THE LIBERTINE, a review

So I saw THE LIBERTINE on Friday night because Claire Warden was performing in it. Claire was great of course, and most of the acting was very good. But the staging was to die for. They did some amazing work with lacquered panels on casters. I was quite impressed.

It was a shame that all that effort and accomplishment went into a not very good play.

Now admittedly any play that goes out of its way to say "look how bawdy we are!" rubs me the wrong way, and from the moment the play opens with that obligatory bawdy-time cackling (HAAAH-hah-hah-hah-hah!) I knew this was Not My Cup of Tea.

But the real problem is the plot: a rich alcoholic psychopath drinks himself to death at an early age.

The play opens with the main character, John Wilmot, the Second Earl of Rochester declaring that we won't like him. And it's true - not only did I not like him, I didn't care when he died.

The entire play is mainly a string of scenes to show us just how saucy Jack is. This gets tiresome real fast. The only interesting relationship he has with anybody is with the actor who becomes a sort of protege. But they get a few disjointed scenes over the course of the play that deliver no emotional resonance.

I don't think THE LIBERTINE is supposed to be a cautionary tale - that would certainly not be considered in any way cool or fashionable these days - but it could so easily be seen as one. I mean yeah he drank too much and he spent lots of time with prostitutes, so he ended up a drunk with syphilis. Duh.

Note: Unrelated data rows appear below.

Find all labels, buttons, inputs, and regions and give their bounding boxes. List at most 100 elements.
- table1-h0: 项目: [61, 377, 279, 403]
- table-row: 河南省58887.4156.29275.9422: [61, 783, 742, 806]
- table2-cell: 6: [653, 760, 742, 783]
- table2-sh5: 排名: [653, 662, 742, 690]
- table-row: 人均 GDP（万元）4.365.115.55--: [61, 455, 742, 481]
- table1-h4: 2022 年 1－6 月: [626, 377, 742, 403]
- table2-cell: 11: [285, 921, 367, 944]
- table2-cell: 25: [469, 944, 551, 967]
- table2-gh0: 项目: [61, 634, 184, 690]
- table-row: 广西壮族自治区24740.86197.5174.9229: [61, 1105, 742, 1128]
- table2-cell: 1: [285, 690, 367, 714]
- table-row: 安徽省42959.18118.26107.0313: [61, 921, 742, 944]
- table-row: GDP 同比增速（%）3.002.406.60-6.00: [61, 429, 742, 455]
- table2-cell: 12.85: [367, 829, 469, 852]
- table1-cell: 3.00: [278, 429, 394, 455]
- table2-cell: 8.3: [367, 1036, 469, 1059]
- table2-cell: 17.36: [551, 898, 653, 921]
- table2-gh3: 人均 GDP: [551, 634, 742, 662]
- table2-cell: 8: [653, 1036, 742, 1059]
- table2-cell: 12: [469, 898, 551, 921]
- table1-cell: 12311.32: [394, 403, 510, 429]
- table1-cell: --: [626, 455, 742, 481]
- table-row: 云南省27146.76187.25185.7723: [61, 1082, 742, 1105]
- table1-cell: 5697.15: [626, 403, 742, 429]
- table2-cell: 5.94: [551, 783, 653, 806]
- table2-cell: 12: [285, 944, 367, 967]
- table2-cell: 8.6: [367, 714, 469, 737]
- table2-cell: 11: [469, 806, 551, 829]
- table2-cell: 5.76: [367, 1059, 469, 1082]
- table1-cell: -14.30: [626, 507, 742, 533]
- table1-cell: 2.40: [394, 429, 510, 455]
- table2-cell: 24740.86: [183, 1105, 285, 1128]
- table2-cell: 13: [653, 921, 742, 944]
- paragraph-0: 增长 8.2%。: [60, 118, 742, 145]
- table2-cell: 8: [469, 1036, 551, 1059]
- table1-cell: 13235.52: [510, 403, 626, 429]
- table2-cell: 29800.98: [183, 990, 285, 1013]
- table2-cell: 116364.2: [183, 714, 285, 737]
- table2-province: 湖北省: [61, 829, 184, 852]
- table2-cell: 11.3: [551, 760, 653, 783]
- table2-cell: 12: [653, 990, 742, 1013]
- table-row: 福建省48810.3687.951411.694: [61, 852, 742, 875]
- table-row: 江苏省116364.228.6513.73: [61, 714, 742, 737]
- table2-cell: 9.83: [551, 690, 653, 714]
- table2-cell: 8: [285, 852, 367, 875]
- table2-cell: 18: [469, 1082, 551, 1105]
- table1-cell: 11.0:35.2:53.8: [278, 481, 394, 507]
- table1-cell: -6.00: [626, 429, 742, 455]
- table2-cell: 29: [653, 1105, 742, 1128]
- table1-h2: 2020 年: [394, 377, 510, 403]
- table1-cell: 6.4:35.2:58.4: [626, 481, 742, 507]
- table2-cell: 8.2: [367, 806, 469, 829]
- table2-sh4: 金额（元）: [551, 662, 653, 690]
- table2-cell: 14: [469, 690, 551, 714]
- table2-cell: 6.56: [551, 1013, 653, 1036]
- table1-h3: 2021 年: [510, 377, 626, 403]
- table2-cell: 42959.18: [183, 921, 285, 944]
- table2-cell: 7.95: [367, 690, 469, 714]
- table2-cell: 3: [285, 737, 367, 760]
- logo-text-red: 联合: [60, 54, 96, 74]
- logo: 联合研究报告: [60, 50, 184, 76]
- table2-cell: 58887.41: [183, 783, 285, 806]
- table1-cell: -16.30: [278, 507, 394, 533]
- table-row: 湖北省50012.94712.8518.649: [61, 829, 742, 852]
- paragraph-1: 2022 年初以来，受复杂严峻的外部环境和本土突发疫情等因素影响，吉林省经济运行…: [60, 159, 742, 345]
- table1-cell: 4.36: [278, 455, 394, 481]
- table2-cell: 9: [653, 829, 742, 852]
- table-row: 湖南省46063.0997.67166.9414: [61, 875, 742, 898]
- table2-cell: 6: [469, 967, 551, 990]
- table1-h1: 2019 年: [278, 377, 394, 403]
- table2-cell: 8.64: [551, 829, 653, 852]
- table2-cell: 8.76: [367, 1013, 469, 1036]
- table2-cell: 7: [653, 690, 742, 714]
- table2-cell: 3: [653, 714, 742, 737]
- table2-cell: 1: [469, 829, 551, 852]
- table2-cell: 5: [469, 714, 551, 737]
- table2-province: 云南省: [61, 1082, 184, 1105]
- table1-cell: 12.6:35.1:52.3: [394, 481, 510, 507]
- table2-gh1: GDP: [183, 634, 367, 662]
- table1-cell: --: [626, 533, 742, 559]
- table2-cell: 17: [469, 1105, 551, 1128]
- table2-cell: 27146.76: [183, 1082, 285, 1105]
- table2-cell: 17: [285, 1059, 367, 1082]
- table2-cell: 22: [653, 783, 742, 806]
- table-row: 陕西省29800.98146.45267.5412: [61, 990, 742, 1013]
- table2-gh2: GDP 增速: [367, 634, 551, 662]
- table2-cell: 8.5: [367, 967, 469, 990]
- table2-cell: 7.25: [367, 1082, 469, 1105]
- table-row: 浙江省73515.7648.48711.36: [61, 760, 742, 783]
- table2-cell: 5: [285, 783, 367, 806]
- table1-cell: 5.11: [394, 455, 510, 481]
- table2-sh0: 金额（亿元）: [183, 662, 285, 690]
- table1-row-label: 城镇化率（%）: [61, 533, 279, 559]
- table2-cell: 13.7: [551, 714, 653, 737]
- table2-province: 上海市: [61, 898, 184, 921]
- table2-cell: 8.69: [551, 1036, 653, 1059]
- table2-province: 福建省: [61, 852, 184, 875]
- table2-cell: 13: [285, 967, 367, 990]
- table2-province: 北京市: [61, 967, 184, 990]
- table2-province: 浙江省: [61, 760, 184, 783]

I call him a psychopath because the character in the play - and I don't know how close this is to the real guy - has exactly the same characteristics displayed by the psychopaths in the case studies in the book "The Mask of Sanity": he has a variety of emotions but none of them are deep, he betrays every single person he's involved with, from his wife to his mistress to his friends, to the King, but in spite of that, his charm and ability to fake emotions gets them to defend him again and again. He lies whenever it's convenient and has no remorse about it. And he's bored all the time and so always has to "go too far" just to keep himself entertained.

Those case studies were definitely fascinating, at first, but after the third or fourth one they become routine because the behaviors of psychopaths are so much alike. And that's what THE LIBERTINE is like - at first kind of fascinating with all the saucy bawdy naughty shenanigans - but eventually routine and meaningless. Really, he couldn't die fast enough for my liking.

I guess somebody must enjoy this stuff or they wouldn't do it. But what they get out of it I just don't understand - it's not like the world is lacking in bawdiness - anybody with an Internet connection could get the most intense depravity at the click of a mouse. At this point a non-ironic cautionary tale would be the most unusual, "edgy" and surprising thing any theatre group could do.